Arch Surg. 2012;147(2):126-135. doi:10.1001/archsurg.2011.296
Abstract

Objective To compare the performance of Charlson/Deyo, Elixhauser, Disease Staging, and All Patient Refined Diagnosis-Related Groups (APR-DRGs) algorithms for predicting in-hospital mortality after 3 types of major abdominal surgeries: gastric, hepatic, and pancreatic resections.

Design Cross-sectional nationwide sample.

Setting Nationwide Inpatient Sample from 2002 to 2007.

Patients Adult patients (≥18 years) hospitalized with a primary or secondary procedure of gastric, hepatic, or pancreatic resection between 2002 and 2007.
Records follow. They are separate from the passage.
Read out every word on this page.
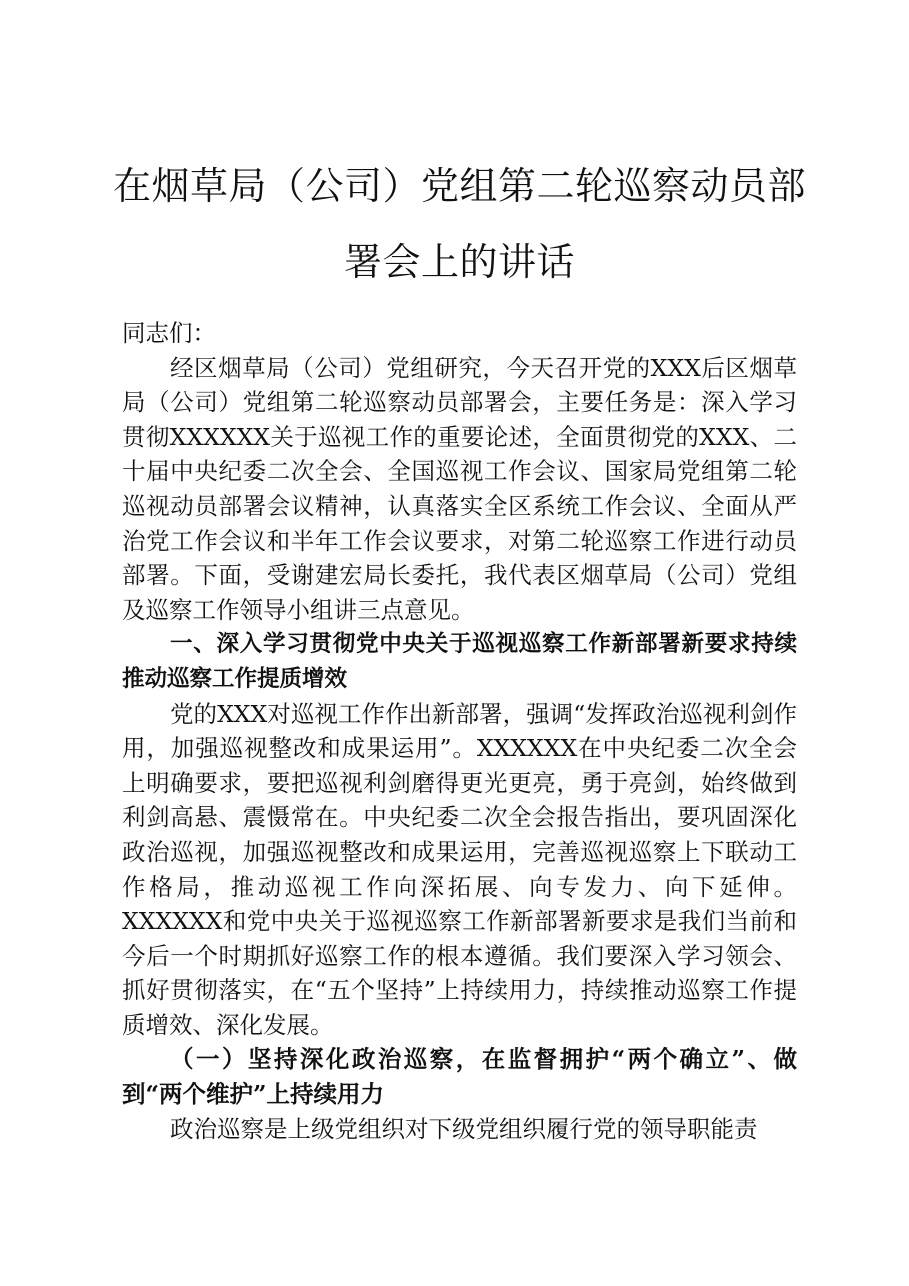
在烟草局（公司）党组第二轮巡察动员部署会上的讲话

同志们：

经区烟草局（公司）党组研究，今天召开党的XXX后区烟草局（公司）党组第二轮巡察动员部署会，主要任务是：深入学习贯彻XXXXXX关于巡视工作的重要论述，全面贯彻党的XXX、二十届中央纪委二次全会、全国巡视工作会议、国家局党组第二轮巡视动员部署会议精神，认真落实全区系统工作会议、全面从严治党工作会议和半年工作会议要求，对第二轮巡察工作进行动员部署。下面，受谢建宏局长委托，我代表区烟草局（公司）党组及巡察工作领导小组讲三点意见。

一、深入学习贯彻党中央关于巡视巡察工作新部署新要求持续推动巡察工作提质增效

党的XXX对巡视工作作出新部署，强调“发挥政治巡视利剑作用，加强巡视整改和成果运用”。XXXXXX在中央纪委二次全会上明确要求，要把巡视利剑磨得更光更亮，勇于亮剑，始终做到利剑高悬、震慑常在。中央纪委二次全会报告指出，要巩固深化政治巡视，加强巡视整改和成果运用，完善巡视巡察上下联动工作格局，推动巡视工作向深拓展、向专发力、向下延伸。XXXXXX和党中央关于巡视巡察工作新部署新要求是我们当前和今后一个时期抓好巡察工作的根本遵循。我们要深入学习领会、抓好贯彻落实，在“五个坚持”上持续用力，持续推动巡察工作提质增效、深化发展。

（一）坚持深化政治巡察，在监督拥护“两个确立”、做到“两个维护”上持续用力

政治巡察是上级党组织对下级党组织履行党的领导职能责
Main Outcome Measures Predicting in-hospital mortality using the 4 comorbidity algorithms. Logistic regression analyses were used and C statistics were calculated to assess the performance of the indexes. Risk adjustment methods were then compared.

Results In our study, we identified 46 395 gastric resections, 18 234 hepatic resections, and 15 443 pancreatic resections. Predicted in-hospital mortality rates according to the adjustment methods agreed for 43.8% to 74.6% of patients. In all types of resections, the APR-DRGs and Disease Staging algorithms predicted in-hospital mortality better than the Charlson/Deyo and Elixhauser indexes (P < .001). Compared with the Charlson/Deyo algorithm, the Elixhauser index was of higher accuracy in gastric resections (0.847 vs 0.792), hepatic resections (0.810 vs 0.757), and pancreatic resections (0.811 vs 0.741) (P < .001 for all comparisons). Higher accuracy of the Elixhauser algorithm compared with the Charlson/Deyo algorithm was not affected by diagnosis rank, multiple surgeries, or exclusion of transplant patients.

Conclusions Different comorbidity algorithms were validated in the surgical setting. The Disease Staging and APR-DRGs algorithms were highly accurate. For commonly used algorithms such as Charlson/Deyo and Elixhauser, the latter showed higher accuracy.